Monsieur le président, monsieur le secrétaire d’État, chers collègues, on pourrait penser que tout a été dit sur ce traité, ainsi que sur les relations entre les patients algériens et les hôpitaux français.
Je tiens tout d’abord à féliciter pour son travail la commission des affaires étrangères et particulièrement son rapporteur qui, au cœur du mois de juillet, a adopté l’idée d’une lecture plus sereine de cet accord après de premières discussions qui partaient en tous sens – ce qui a permis d’établir un rapport poussé et de mener sur le sujet des auditions pertinentes.
Monsieur le rapporteur, je profite de l’occasion pour redire que j’apporte tout mon soutien à votre demande de proposer à l’Inspection générale des affaires sociales de mener une étude approfondie, fournie, sur ce phénomène de tourisme médical et de règlement des soins par des accords bilatéraux. Rappelons-le : seize pays, dont l’Algérie, les États-Unis ou l’Espagne, sont aujourd’hui concernés par les dettes envers l’AP-HP liées à des étrangers non-résidents.
J’espère que votre rapport fera date et permettra de réfléchir pour avancer sur ce sujet. À l’heure où l’hôpital en est réduit à faire les fonds de tiroir, il est peut-être intéressant de travailler de ce côté-là. Ce seront peut-être quelques postes d’infirmière ou d’aide-soignant qui seront maintenus.
Je soutiens aussi la proposition de transmettre ce rapport au ministère, pour que cette problématique soit prise en compte au plus haut niveau. Ce nouveau rapport, étoffé par de nouvelles auditions, est complet. Il permet de bien comprendre la situation. Liées depuis 1980 par un accord ayant créé entre elles de nombreux contentieux de paiement et étant devenu inadapté pour les patients algériens, la France et l’Algérie ont décidé qu’il était nécessaire de repartir sur bonnes bases.
Négocié depuis 2009, ce protocole de dix-sept articles a été signé à Alger en 2016. Son but est de clarifier la prise en charge par la sécurité sociale algérienne des soins aux patients algériens dispensés dans les hôpitaux français. Cet accord concerne le plus possible de citoyens algériens, afin de faire de ce parcours de soins le plus simple et le mieux balisé, et de limiter ainsi le nombre d’Algériens qui viendraient se faire soigner en dehors de ce cadre et coûteraient donc plus cher aux hôpitaux français.
À l’intérieur de ce chemin, tout sera clair financièrement entre les deux États, ce qui marque un progrès par rapport à l’accord précédent.
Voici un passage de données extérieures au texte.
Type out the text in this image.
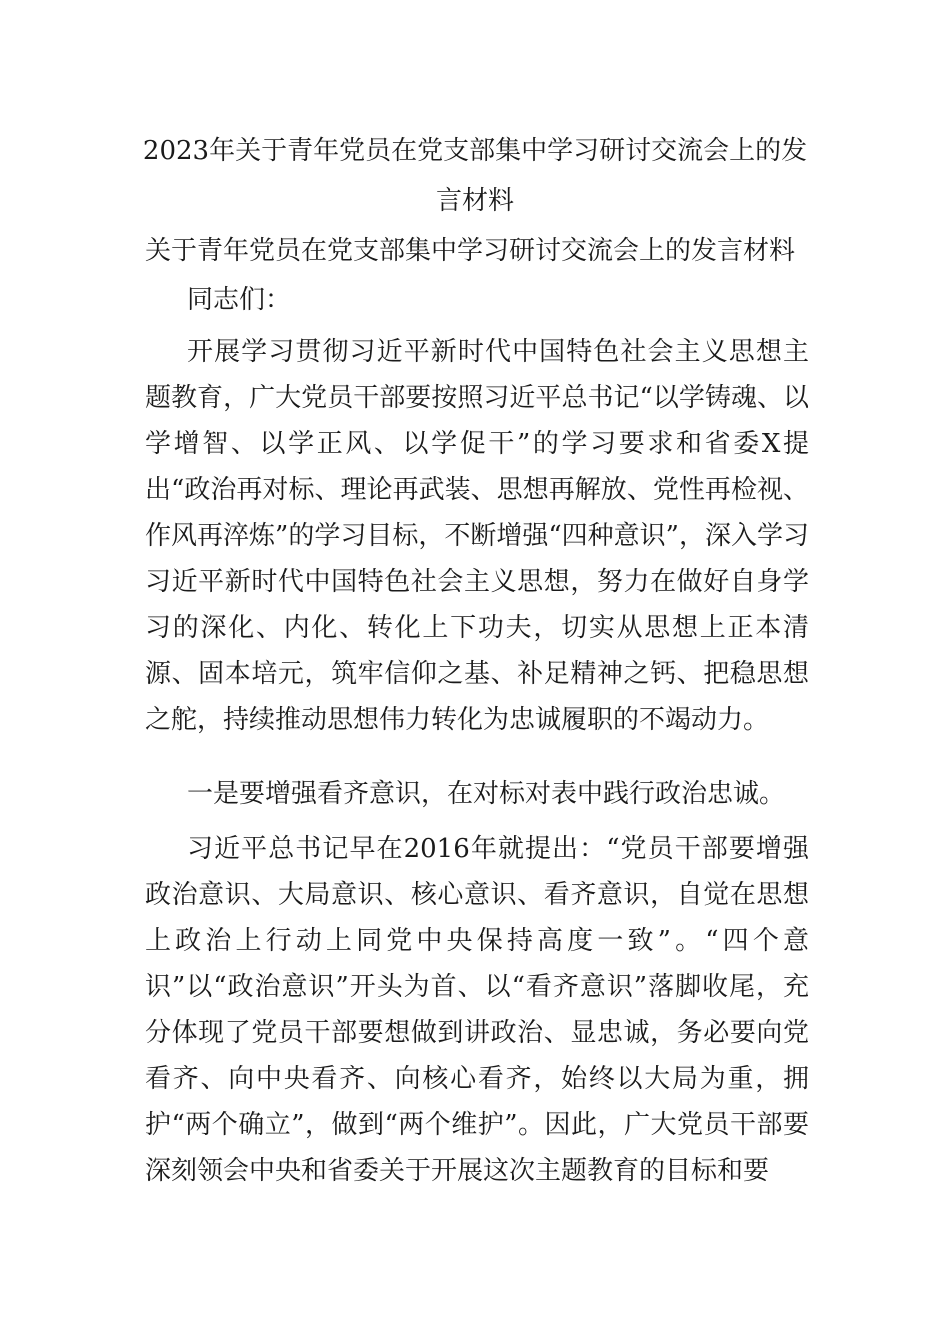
2023年关于青年党员在党支部集中学习研讨交流会上的发言材料

关于青年党员在党支部集中学习研讨交流会上的发言材料

同志们：

开展学习贯彻习近平新时代中国特色社会主义思想主题教育，广大党员干部要按照习近平总书记“以学铸魂、以学增智、以学正风、以学促干”的学习要求和省委X提出“政治再对标、理论再武装、思想再解放、党性再检视、作风再淬炼”的学习目标，不断增强“四种意识”，深入学习习近平新时代中国特色社会主义思想，努力在做好自身学习的深化、内化、转化上下功夫，切实从思想上正本清源、固本培元，筑牢信仰之基、补足精神之钙、把稳思想之舵，持续推动思想伟力转化为忠诚履职的不竭动力。

一是要增强看齐意识，在对标对表中践行政治忠诚。

习近平总书记早在2016年就提出：“党员干部要增强政治意识、大局意识、核心意识、看齐意识，自觉在思想上政治上行动上同党中央保持高度一致”。“四个意识”以“政治意识”开头为首、以“看齐意识”落脚收尾，充分体现了党员干部要想做到讲政治、显忠诚，务必要向党看齐、向中央看齐、向核心看齐，始终以大局为重，拥护“两个确立”，做到“两个维护”。因此，广大党员干部要深刻领会中央和省委关于开展这次主题教育的目标和要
Ce texte est la plus belle contradiction à ceux qui fantasment sur l’invasion de ressortissants algériens qui viendraient, aux frais du contribuable français, se faire soigner dans nos hôpitaux. Il recueille un consensus parmi les parlementaires, à l’exclusion de l’extrême-droite, tant sur son objectif que sur la manière dont la commission a retravaillé le sujet.
Je pourrais m’en tenir à l’analyse du texte, mais en parlant de la santé, de la Sécurité sociale, de l’Algérie, d’Alger, il me vient immédiatement à l’esprit que c’est en sortant du bagne d’Alger qu’un de nos collègues, Ambroise Croizat, député de 1936 à 1940, a été l’homme qui a œuvré pour créer la Sécurité sociale.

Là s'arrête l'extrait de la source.